School of Science, Monash University Malaysia, Bandar Sunway, 47500, Selangor, Malaysia.
Materials Science and Nanotechnology Department, Faculty of Postgraduate Studies for Advanced Sciences (PSAS), Beni-Suef University, Beni-Suef, Egypt; Department of Chemistry, Faculty of Science, Sultan Qaboos University, P.O. Box 36, Postal Code 123 Muscat, Oman.
Spectrochim Acta A Mol Biomol Spectrosc. 2018 Apr 5;194:36-44. doi: 10.1016/j.saa.2018.01.005. Epub 2018 Jan 4.
The ability of human serum albumin (HSA) to bind medium-sized hydrophobic molecules is important for the distribution, metabolism, and efficacy of many drugs. Herein, the interaction between pyrene, a hydrophobic fluorescent probe, and HSA was thoroughly investigated using steady-state and time-resolved fluorescence techniques, ligand docking, and molecular dynamics (MD) simulations. A slight quenching of the fluorescence signal from Trp214 (the sole tryptophan residue in the protein) in the presence of pyrene was used to determine the ligand binding site in the protein, using Förster's resonance energy transfer (FRET) theory. The estimated FRET apparent distance between pyrene and Trp214 was 27Å, which was closely reproduced by the docking analysis (29Å) and MD simulation (32Å). The highest affinity site for pyrene was found to be in subdomain IB from the docking results. The calculated equilibrium structure of the complex using MD simulation shows that the ligand is largely stabilized by hydrophobic interaction with Phe165, Phe127, and the nonpolar moieties of Tyr138 and Tyr161. The fluorescence vibronic peak ratio I/I of bound pyrene inside HSA indicates the presence of polar effect in the local environment of pyrene which is less than that of free pyrene in buffer. This was clarified by the MD simulation results in which an average of 5.7 water molecules were found within 0.5nm of pyrene in the binding site. Comparing the fluorescence signals and lifetimes of pyrene inside HSA to that free in buffer, the high tendency of pyrene to form dimer was almost completely suppressed inside HSA, indicating a high selectivity of the binding pocket toward pyrene monomer. The current results emphasize the ability of HSA, as a major carrier of several drugs and ligands in blood, to bind hydrophobic molecules in cavities other than subdomain IIA which is known to bind most hydrophobic drugs. This ability stems from the nature of the amino acids forming the binding sites of the protein that can easily adapt their shape to accommodate a variety of molecular structures.

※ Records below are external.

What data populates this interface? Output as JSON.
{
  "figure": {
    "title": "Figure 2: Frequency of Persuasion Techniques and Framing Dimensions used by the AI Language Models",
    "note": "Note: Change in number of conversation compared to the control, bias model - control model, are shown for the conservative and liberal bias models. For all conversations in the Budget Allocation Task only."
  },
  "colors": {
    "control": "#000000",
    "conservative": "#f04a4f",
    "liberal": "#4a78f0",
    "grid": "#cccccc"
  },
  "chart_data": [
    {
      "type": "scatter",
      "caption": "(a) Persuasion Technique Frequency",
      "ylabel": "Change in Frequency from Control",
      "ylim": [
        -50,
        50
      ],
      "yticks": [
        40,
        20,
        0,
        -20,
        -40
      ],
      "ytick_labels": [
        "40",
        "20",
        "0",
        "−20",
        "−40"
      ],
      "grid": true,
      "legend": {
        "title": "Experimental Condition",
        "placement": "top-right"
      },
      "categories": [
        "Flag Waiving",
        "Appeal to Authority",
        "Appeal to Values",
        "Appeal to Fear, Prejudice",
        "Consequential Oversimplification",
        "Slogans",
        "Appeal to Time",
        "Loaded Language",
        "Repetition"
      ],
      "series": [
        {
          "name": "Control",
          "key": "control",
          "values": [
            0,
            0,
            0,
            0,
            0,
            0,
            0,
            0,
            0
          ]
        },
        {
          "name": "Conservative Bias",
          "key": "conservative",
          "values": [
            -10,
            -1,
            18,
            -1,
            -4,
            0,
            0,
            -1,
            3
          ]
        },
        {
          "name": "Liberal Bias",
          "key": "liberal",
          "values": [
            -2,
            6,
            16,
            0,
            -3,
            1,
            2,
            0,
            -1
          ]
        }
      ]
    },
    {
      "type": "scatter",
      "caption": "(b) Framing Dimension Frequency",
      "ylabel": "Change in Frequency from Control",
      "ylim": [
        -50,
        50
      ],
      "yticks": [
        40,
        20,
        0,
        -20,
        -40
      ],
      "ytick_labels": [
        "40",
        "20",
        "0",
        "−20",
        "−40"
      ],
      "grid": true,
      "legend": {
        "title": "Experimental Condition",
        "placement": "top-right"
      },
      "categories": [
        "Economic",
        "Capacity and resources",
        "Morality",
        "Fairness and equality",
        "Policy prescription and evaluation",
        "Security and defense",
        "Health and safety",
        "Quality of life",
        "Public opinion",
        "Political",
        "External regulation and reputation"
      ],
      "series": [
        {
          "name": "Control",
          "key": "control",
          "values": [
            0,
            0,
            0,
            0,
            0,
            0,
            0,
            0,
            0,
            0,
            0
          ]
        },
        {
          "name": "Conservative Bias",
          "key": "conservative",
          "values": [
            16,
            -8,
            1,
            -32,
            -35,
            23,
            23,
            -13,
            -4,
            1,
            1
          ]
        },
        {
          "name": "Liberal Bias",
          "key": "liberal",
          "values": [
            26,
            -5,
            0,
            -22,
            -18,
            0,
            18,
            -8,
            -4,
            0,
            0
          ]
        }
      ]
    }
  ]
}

人血清白蛋白(HSA)结合中等大小疏水分子的能力对于许多药物的分布、代谢和疗效非常重要。本文使用稳态和时间分辨荧光技术、配体对接和分子动力学(MD)模拟,深入研究了疏水性荧光探针芘与 HSA 之间的相互作用。在存在芘的情况下,通过测定蛋白质中唯一色氨酸残基 Trp214 的荧光信号的轻微猝灭,利用福斯特共振能量转移(FRET)理论确定了蛋白质中的配体结合位点。用对接分析(29Å)和 MD 模拟(32Å)很好地再现了估计的芘与 Trp214 之间的 FRET 表观距离 27Å。从对接结果来看,芘的最高亲和力位点位于亚结构域 IB。使用 MD 模拟计算复合物的平衡结构表明,配体主要通过与 Phe165、Phe127 以及 Tyr138 和 Tyr161 的非极性部分的疏水相互作用得到稳定。结合 HSA 内的芘的荧光振子峰比 I/I 表明,在芘的局部环境中存在极性效应,这比在缓冲液中的自由芘要小。MD 模拟结果表明,在结合部位内,平均有 5.7 个水分子存在于芘的 0.5nm 范围内,这阐明了这一点。将 HSA 内芘的荧光信号和寿命与游离在缓冲液中的芘进行比较,发现 HSA 内芘形成二聚体的高趋势几乎完全被抑制,这表明结合口袋对芘单体具有很高的选择性。目前的结果强调了 HSA 作为血液中几种药物和配体的主要载体的能力,它能够在亚结构域 IIA 以外的腔体内结合疏水分子,而亚结构域 IIA 已知是结合大多数疏水性药物的部位。这种能力源于形成蛋白质结合位点的氨基酸的性质,这些氨基酸可以很容易地改变其形状以适应各种分子结构。